Report on the 7th D-ECCO Workshop at ECCO'22
Lihi Godny, D-ECCO Chair
As a part of the 17th ECCO Congress, the 7th D-ECCO (Dietitians of ECCO) Workshop was conducted virtually and included three sessions: (1) Science, moving from a causality in IBD; (2) Practicalities and pitfalls of dietary therapy in IBD; (3) MDT: More than just the MD? Case presentations and panel discussion.
The first session started with a comprehensive overview by James Lindsay (UK) of the epidemiological evidence that links diet to IBD. He discussed the strengths and weaknesses of epidemiological research on diet and IBD and highlighted the recent association between ultra-processed food (UPF) intake and IBD risk.
The next talk was given by me, Lihi Godny (Israel), and covered what can be learned about diet from across the globe. I focused on the potential role of the Mediterranean diet in the management and prevention of IBD and how it can be applied over different geographic regions.
Eytan Wine (Canada) discussed how we can solve the chicken and egg problem of whether diet affects IBD or IBD affects diet. He suggested ways to improve research methodologies, such as advancing dietary assessment, focusing on high-risk populations, conducting well-designed interventions and identifying better research models.
The scientific session was closed by an abstract presentation from Catherine Dong (Switzerland) entitled “Processed and ultra-processed food and risk of Inflammatory Bowel Disease in the European Prospective Investigation into Cancer and Nutrition cohort (EPIC-IBD)”.
Catherine Wall (New Zealand) opened the clinically focused session with a practical talk on micronutrient sufficiency in IBD. She provided an overview of the role of micronutrients such as vitamins B, C and D, methods for assessment and the importance of dietary education to promote sufficient micronutrient intake.
Marjo Campmans-Kuijpers (the Netherlands) gave an excellent overview of sarcopenic obesity in IBD, demonstrating that sarcopenia is present in overweight and obese IBD patients and is associated with disease complications. She recommends screening for loss of muscle mass and to ensure sufficient protein intake and physical activity in high-risk patients.

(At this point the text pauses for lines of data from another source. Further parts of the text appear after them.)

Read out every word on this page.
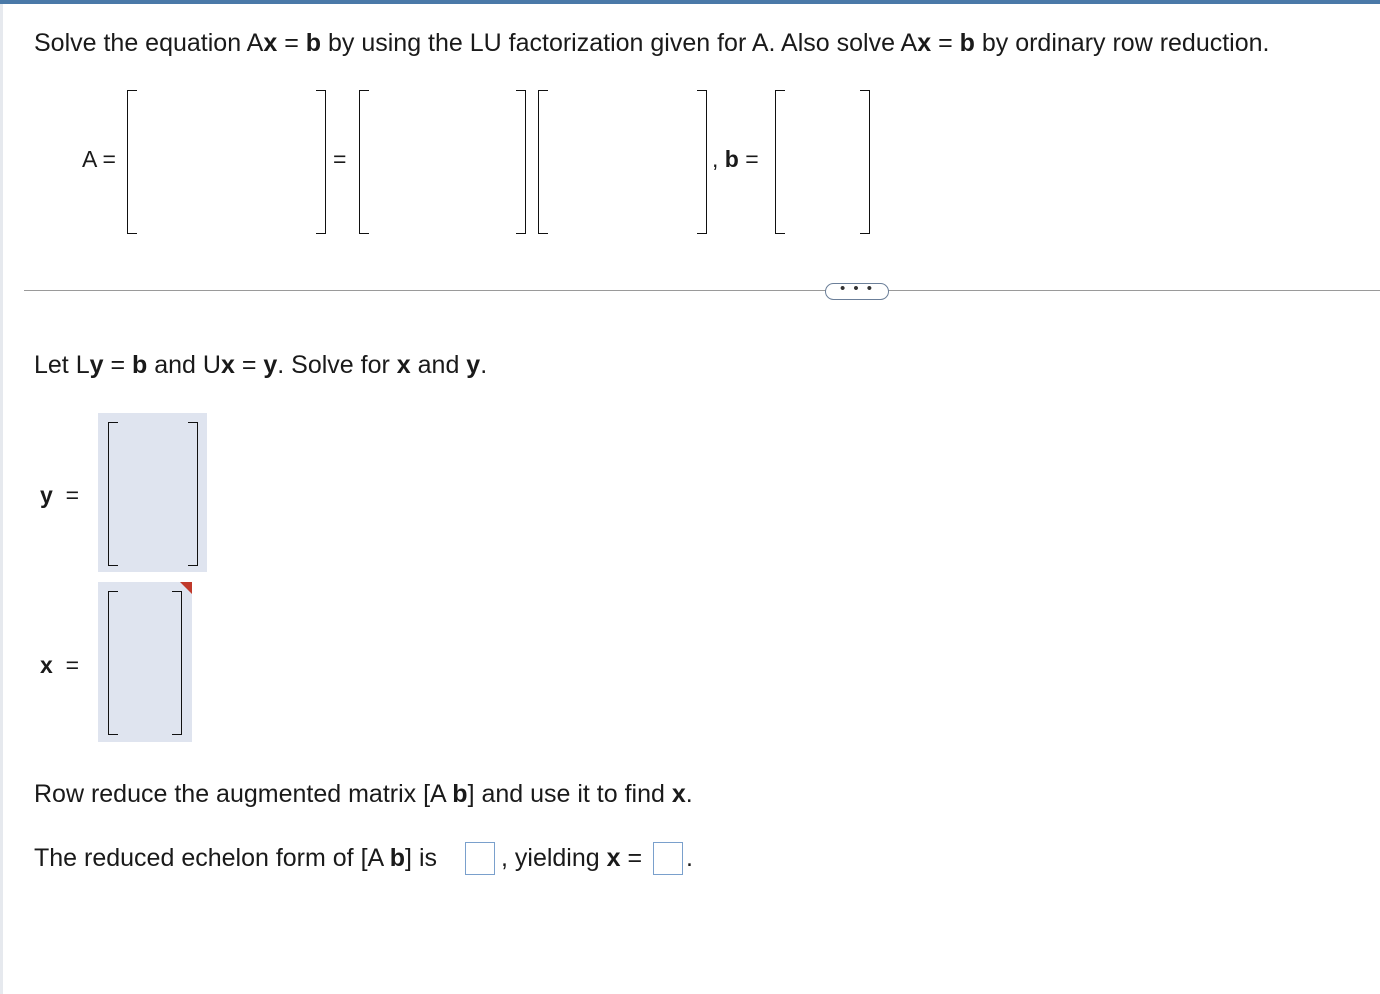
Solve the equation Ax = b by using the LU factorization given for A. Also solve Ax = b by ordinary row reduction.
A =	=	, b =
• • •
Let Ly = b and Ux = y. Solve for x and y.
y =
x =
Row reduce the augmented matrix [A b] and use it to find x.
The reduced echelon form of [A b] is	, yielding x = .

The final talk of this session, given by Dearbhaile O'Hanlon (UK), comprehensively covered the practicalities and pitfalls of dietary therapy. Many of the current dietary therapies in IBD focus on the restriction of certain foods, and this may affect food-related quality of life. She also highlighted the high prevalence of food avoidance, restrictive-eating behaviours, eating disorders and disordered eating in patients with IBD, and discussed how to assess, monitor and manage these in the clinic.
The interactive session started with the presentation of another selected abstract, entitled “Unpacking the different popular diets for paediatric Crohn's Disease – concerns around nutritional adequacy”, by Erin Carmody (Canada). Next, Emma Halmos (Australia) and I moderated case presentations and a panel discussion with the participation of Michel Adamina (surgeon, Switzerland), Mark Samaan (gastroenterologist, UK), Ana Ibarra (nurse, UK) and Dearbhaile O'Hanlon (dietitian, UK). This session nicely demonstrated the importance of interprofessional interactions and the multidisciplinary team in managing complicated IBD patients.
The 7th D-ECCO workshop was highly successful and provided an excellent overview of recent advances in the scientific and clinical aspects of dietary therapy in IBD.
I would like to take this opportunity to express our gratitude to Marjo Campmans-Kuijpers, who has stepped down as D-ECCO Chair, and Catherine Wall for their invaluable contributions to D-ECCO over recent years and to welcome our new D-ECCO Committee Members: Emma Halmos, a dietitian from Australia and a world leader in the field of dietary therapy in IBD, and Chen Sarbagilli, a dietitian from Israel with vast expertise in the dietary management of patients with UC. On behalf of the D-ECCO Committee, we are delighted to have you in our team and are certain that you will contribute greatly to our efforts to promote the important role of dietitians as part of the multidisciplinary team providing care for patients with IBD.